Media representations of Asian women have long served to simultaneously reflect, and uphold this ideal; that our sole function is to satisfy the white, male gaze. Kim, the Vietnamese protagonist in the musical-turned-movie Miss Saigon, is a bargirl and a prostitute who falls in love with an American GI. Recall the notorious line we’re all familiar with in Kubrick’s Full Metal Jacket; “Me so horny.

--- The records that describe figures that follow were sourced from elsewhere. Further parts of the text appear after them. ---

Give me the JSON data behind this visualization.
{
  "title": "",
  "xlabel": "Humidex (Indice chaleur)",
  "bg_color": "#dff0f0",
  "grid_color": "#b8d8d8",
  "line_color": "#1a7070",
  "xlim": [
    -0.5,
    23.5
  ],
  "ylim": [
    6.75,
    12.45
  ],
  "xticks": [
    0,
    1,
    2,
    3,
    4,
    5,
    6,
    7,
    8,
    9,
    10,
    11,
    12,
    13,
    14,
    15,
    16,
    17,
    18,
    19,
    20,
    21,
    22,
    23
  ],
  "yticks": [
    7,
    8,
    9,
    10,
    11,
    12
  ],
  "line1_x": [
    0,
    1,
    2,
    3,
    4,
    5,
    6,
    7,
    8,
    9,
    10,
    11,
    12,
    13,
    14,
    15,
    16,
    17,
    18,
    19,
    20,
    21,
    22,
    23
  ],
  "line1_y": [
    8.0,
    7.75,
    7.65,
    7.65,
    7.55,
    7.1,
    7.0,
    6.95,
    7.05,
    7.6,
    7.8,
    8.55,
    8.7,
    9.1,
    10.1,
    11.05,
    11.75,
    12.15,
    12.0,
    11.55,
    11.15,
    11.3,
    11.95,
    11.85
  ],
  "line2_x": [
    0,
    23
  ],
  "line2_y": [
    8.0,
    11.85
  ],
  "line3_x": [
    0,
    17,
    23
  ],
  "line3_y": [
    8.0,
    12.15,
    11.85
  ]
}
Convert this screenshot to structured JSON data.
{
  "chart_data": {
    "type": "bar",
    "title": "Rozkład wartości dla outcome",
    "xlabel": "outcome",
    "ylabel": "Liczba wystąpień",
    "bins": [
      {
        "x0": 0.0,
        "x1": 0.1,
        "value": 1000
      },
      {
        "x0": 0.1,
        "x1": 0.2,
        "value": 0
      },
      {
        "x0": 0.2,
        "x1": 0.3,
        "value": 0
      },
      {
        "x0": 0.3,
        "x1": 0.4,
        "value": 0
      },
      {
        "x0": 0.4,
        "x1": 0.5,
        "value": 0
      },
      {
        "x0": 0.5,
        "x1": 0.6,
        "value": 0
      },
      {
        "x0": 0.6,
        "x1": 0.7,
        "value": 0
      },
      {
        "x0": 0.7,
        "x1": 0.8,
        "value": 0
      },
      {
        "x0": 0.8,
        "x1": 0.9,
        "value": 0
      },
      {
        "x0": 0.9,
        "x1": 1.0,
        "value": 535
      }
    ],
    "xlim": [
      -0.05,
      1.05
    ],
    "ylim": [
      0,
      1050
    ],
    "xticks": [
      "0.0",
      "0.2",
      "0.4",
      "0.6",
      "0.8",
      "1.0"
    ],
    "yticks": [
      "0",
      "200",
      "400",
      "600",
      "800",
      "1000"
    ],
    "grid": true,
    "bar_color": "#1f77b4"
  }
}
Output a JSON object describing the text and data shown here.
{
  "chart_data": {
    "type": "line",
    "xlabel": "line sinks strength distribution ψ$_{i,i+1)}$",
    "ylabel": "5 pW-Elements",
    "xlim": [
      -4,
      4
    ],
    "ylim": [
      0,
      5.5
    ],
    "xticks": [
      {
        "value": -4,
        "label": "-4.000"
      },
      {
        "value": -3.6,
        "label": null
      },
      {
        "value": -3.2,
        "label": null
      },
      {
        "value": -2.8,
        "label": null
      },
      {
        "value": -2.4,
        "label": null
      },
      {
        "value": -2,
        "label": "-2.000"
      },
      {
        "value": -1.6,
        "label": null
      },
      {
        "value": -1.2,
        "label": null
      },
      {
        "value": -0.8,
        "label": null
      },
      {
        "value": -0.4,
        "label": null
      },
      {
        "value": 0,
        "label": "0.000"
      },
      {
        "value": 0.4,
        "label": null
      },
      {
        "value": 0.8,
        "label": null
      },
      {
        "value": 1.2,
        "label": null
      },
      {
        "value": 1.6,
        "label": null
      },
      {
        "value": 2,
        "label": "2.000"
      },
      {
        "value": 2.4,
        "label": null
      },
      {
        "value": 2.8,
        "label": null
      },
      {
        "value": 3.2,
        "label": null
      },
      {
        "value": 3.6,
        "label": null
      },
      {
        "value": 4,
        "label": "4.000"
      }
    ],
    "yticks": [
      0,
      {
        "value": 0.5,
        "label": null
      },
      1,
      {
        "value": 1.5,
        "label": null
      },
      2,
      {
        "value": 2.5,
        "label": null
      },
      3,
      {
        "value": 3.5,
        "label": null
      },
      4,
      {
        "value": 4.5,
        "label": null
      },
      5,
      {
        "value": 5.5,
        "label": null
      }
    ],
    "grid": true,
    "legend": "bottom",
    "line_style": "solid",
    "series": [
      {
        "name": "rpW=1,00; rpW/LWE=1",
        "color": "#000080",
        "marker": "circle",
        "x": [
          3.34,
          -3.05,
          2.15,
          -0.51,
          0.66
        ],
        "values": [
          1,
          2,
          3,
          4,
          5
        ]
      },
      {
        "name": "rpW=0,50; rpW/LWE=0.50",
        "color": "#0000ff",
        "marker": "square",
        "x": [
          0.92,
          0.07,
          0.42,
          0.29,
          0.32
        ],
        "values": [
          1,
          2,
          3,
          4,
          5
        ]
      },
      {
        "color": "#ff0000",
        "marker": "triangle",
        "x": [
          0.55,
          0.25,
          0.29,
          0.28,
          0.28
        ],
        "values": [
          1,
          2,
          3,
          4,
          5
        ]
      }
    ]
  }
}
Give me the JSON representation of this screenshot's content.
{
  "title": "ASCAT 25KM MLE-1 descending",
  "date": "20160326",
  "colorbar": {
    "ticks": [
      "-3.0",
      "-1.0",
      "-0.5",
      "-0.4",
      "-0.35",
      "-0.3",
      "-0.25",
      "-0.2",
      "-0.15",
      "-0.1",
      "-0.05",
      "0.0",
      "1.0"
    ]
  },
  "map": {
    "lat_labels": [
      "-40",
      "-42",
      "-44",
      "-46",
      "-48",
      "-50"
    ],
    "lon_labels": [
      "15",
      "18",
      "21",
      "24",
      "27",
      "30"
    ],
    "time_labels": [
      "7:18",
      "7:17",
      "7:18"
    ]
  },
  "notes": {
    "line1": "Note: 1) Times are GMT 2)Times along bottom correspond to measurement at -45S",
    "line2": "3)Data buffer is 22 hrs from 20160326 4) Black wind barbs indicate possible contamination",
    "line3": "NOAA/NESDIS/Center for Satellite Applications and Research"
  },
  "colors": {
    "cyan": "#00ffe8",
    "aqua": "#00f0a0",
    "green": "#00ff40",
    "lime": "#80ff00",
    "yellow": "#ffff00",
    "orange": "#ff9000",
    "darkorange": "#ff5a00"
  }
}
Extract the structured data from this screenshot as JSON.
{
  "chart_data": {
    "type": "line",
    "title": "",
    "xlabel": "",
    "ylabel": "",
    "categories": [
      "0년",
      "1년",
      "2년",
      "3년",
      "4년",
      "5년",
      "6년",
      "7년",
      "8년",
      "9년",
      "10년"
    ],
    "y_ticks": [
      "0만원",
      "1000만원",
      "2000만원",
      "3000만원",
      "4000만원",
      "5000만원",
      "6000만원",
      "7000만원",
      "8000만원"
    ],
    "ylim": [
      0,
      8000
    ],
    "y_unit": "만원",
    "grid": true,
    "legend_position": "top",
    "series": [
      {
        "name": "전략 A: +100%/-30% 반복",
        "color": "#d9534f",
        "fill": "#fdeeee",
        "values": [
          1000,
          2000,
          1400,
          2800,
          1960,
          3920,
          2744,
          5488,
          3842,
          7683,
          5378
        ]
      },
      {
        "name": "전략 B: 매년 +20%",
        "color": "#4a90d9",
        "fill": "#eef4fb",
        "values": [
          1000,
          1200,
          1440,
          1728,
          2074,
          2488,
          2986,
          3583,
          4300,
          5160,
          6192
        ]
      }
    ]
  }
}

Me love you long time.” Lucy Liu plays the archetypal ‘Dragon Lady’ in Charlie’s Angels, Kill Bill, and Payback – sexually promiscuous and violent. And what happened to Cho Chang after The Half-Blood Prince? “You and Cho just… Sort of fell apart, yeah.”

Contemporary media has hugely perpetuated our hypersexualisation. ‘Japanese’, ‘hentai’, ‘Korean’, and ‘Asian’ were four of the top six most searched for terms on Pornhub in 2019. Enduring tropes like the ‘schoolgirl’ exist alongside new terms like ‘koreaboo’, in the wake of the K-pop industry’s boom, to infantilise and sexualise ESEA women. On dating apps, constant subjection to demeaning fetishization is the norm.

I am exhausted, as I have had to reflect. I have had to remember the old man stopping me in my school uniform at Coles, to insist on “just how beautiful” I was. “No, but really, you’re gorgeous,” he said, touching my arm. I was 12. On a family trip to Thailand three years later, I was approached by another older white man. The conversation was much the same. “How old are you?” he asked. After emphasising the fact that I was only 15, he replied, winking, “What a shame. Maybe next year, then.” All these experiences made me highly uncomfortable in the moment, but I lacked the vocabulary to truly understand why. They seemed like compliments on the surface. If so, I should say ‘thank you’. I did. Now I recognise just how much weight these comments hold.

This is the lived experience of Asian women. The physical, emotional, and psychological burdens that we bear as we try to navigate the relationship between our intersecting racial and gender identity, and our perception as the ‘object’. We suffer racial depersonalisation, as we realise our interchangeability; that we are not valued for who we are but for what we have come to represent. The line between a ‘type’ and fetishization is rice-paper thin. Do they like me for who I am, or have they already reduced me to a stereotype?

Isn’t it ironic that we feel shame whenever a part of our bodies is appraised by a stranger? We don’t speak up about our own discomfort, as there is only so much space the public is willing to allow for Asian stories. But this can’t continue to happen. I am fed up with having to smile and say thank you to ‘compliments’ while the red burn of discomfort crawls up my throat. I am fed up with feeling powerless in my own body. I am fed up with being fed up.

We must work to defetishize society’s views, or violence will continue to happen. Alternative narratives are needed to build solidarity within Asian groups, and with other racialised people. We need allies to recognise our stories. Pay attention. Call out your mates. Intervene if you see hate happening. Educate others. Make space for us.

Letting things stay how they are can literally cost us our lives.